# Want Posi in my 96 F-250....What and where to buy???



## ybnorml (Nov 22, 2003)

I want to put a posi unit in my 1996 Ford F-250 for easier plowing this winter. It is the factory heavy rear, but am unsure of what rear it is exactly. I'm sure someone here knows.... I want to put a posi in and need to know what and where to buy this...... If more info is needed to identify "my rear", I'll be more than happy to............

Thanks in advance!!!!!!!  

Chris


----------



## oldmankent (Mar 2, 2001)

You talking like a limited slip or and actual locker?


----------



## ybnorml (Nov 22, 2003)

Just a limited slip......


----------



## Team_Yamaha (Nov 30, 2002)

You have a Sterling 10.25" rearend, if it has the hubs sticking out past the rear brake drums then it is a "full floater" (heavy duty) if it doesn't have the hubs sticking out then it is a "semi floater" (lighter duty). Aubrun Gear makes a great limited slip, that is the only one that comes to mind at the moment I know that there are others, just let me sleep on it and I will try and post back tomorrow.
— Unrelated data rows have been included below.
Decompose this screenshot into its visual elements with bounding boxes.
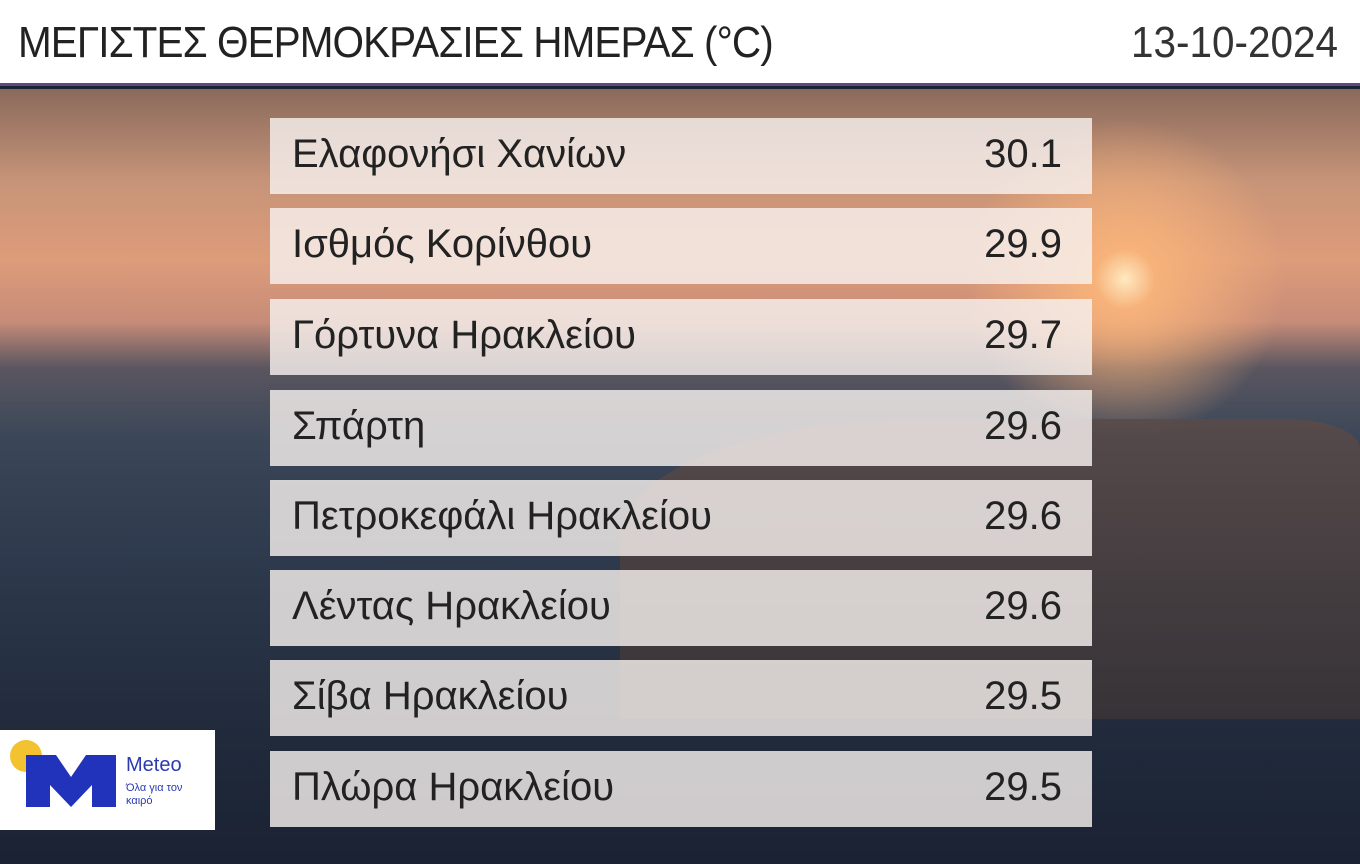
temperature-value: 29.7 (984, 313, 1062, 357)
table-row: Πλώρα Ηρακλείου 29.5 (270, 751, 1092, 827)
temperature-value: 30.1 (984, 132, 1062, 176)
temperature-value: 29.6 (984, 494, 1062, 538)
table-row: Λέντας Ηρακλείου 29.6 (270, 570, 1092, 646)
meteo-logo: Meteo Όλα για τον καιρό (0, 730, 215, 830)
logo-brand: Meteo (126, 754, 182, 776)
station-name: Σπάρτη (292, 404, 426, 448)
logo-tagline: Όλα για τον καιρό (126, 782, 183, 807)
temperature-value: 29.5 (984, 674, 1062, 718)
station-name: Λέντας Ηρακλείου (292, 584, 611, 628)
temperature-value: 29.6 (984, 584, 1062, 628)
station-name: Γόρτυνα Ηρακλείου (292, 313, 636, 357)
table-row: Σπάρτη 29.6 (270, 390, 1092, 466)
temperature-value: 29.6 (984, 404, 1062, 448)
station-name: Ισθμός Κορίνθου (292, 222, 593, 266)
station-name: Ελαφονήσι Χανίων (292, 132, 627, 176)
table-row: Γόρτυνα Ηρακλείου 29.7 (270, 299, 1092, 375)
station-name: Πετροκεφάλι Ηρακλείου (292, 494, 713, 538)
station-name: Σίβα Ηρακλείου (292, 674, 569, 718)
date-label: 13-10-2024 (1130, 18, 1338, 67)
page-title: ΜΕΓΙΣΤΕΣ ΘΕΡΜΟΚΡΑΣΙΕΣ ΗΜΕΡΑΣ (°C) (18, 18, 774, 67)
station-name: Πλώρα Ηρακλείου (292, 765, 615, 809)
table-row: Ισθμός Κορίνθου 29.9 (270, 208, 1092, 284)
table-row: Σίβα Ηρακλείου 29.5 (270, 660, 1092, 736)
temperature-value: 29.5 (984, 765, 1062, 809)
m-logo-icon (26, 755, 116, 807)
header: ΜΕΓΙΣΤΕΣ ΘΕΡΜΟΚΡΑΣΙΕΣ ΗΜΕΡΑΣ (°C) 13-10-… (0, 0, 1360, 86)
table-row: Πετροκεφάλι Ηρακλείου 29.6 (270, 480, 1092, 556)
table-row: Ελαφονήσι Χανίων 30.1 (270, 118, 1092, 194)
temperature-value: 29.9 (984, 222, 1062, 266)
Another thing that you may want to think about is either an air locker or electronic locker.


----------



## ybnorml (Nov 22, 2003)

Thanks for posting Team_Yamaha..... My truck does have the hubs that stick out "full floater". I'll e-mail auburn and see what is available. Did Ford put a limited slip in these trucks as an option? If they did, I guess I could get one from Ford..... I know my truck would be more "usefull" for this winter if I can put a limited slip in it. I do appreciate your help......

Later,
Chris


----------



## PSDF350 (Jul 30, 2004)

i just went through the same thing. what i did might be more than you want to spend. all said and done 1300 bucks. but i have the best of both worlds ARB air locker it's open till you flip switch then it is locked. and team yamaha is right it is the ford 10.25 either semi float or full float.


----------



## Ggg6 (Oct 14, 2003)

Yes Ford did offer a limited slip diff in the full floater. Almost every PSD 250,350 w/4.11's I have ever seen has had one. Mine has one in it. Heck, I will sell ya mine if you want it w/a new set of friction and steel plates too. Its in a 96 F250 PSD 4x4


----------



## ybnorml (Nov 22, 2003)

Ggg6. Yeah my truck is gas. I'd really feel better if it had a limited slip in it. I'd definitely be interested in your limited slip. What is the reason you are selling it?

Chris


----------



## ybnorml (Nov 22, 2003)

Ggg6...... PM sent....

Thanks..


----------